After finishing the Harry Potter series (which doesn’t need another poorly written review), I decided for something older, shorter and a little more mature and decided to tackle some books I’ve been meaning to read for a long time – namely H.G. Wells more well known works.

I fortunately found an anthology – if two stories can be called so – of H.G. Wells “The Time Machine” and “The Invisible Man”. First of all, the story is thinly veiled critique of the aristocracy of Victorian Britain, the idea that the segmentation and stagnation of class would lead to the eventual dulling of the minds of the leisure class, while the underclasses become more violent and brutish.

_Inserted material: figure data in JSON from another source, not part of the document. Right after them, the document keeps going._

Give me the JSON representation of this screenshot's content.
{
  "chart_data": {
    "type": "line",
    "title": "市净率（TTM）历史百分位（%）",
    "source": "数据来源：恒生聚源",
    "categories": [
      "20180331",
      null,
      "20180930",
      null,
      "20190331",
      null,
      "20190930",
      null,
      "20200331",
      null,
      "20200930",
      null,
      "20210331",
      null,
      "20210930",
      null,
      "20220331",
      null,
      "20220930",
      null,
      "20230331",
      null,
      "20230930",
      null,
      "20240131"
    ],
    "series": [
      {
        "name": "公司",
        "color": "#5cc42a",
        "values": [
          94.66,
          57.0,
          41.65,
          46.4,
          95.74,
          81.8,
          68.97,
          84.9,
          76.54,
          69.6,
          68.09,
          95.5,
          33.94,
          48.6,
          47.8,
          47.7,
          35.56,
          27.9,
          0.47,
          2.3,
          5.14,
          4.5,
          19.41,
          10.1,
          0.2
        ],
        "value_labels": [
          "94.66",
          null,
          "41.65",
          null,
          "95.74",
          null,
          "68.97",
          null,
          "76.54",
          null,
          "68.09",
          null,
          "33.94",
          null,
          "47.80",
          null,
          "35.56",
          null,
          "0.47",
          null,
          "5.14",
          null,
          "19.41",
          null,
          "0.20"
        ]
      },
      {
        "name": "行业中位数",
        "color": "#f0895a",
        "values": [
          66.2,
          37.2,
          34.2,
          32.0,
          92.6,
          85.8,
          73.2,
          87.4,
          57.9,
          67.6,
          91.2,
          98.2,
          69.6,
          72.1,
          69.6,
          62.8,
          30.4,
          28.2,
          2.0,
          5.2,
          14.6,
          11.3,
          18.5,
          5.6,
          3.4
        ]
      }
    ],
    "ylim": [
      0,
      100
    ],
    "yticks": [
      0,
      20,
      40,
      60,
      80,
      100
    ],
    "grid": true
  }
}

However, the one thing I did find interesting is the relationship between the unnamed Time Traveller, the Narrator and Weena – an Eloi woman of the future. The story can be broken into two sections, those where the Narrator introduces the cast at the start and closes the story at the end, each about a chapter or so each, while the bulk of the novel in-between is the Narrators recollection of the Time Travellers account of their travel. Here, I say their for a very important reason- by the Narrators account the Time Traveller is a man, while the Time Traveller does nothing to speak of their gender or race during the story.

The reason this is fascinating, is that during their travels the Time Traveller meets a meek, child-like Eloi woman who accompanies them on their future adventure. Reading the Time Traveller as intended as a man, presents a view of Victorian gender relations, where women were treated as child-like and in need of a man for protection. However, I found myself attempting to read the story and interpret it as though the Time Traveller could have been a woman and comparing the subtext. Reading the Time Traveller as a woman however, Weena becomes more like a child-like companion, and it reads less like a patriarchal reinforcement of a man overseeing the safety of a woman, but  more as a story of a woman managing their maternal instincts against their scientific drive and desire to return home – and funnily enough this reminded me of Aliens.

Given that people often lament the lack of female leads in fiction and movies, this seems to be one where the role could easily be played or read as a woman with very little change to the original text.

Next up, The Handmaids Tale and then The Invisible Man.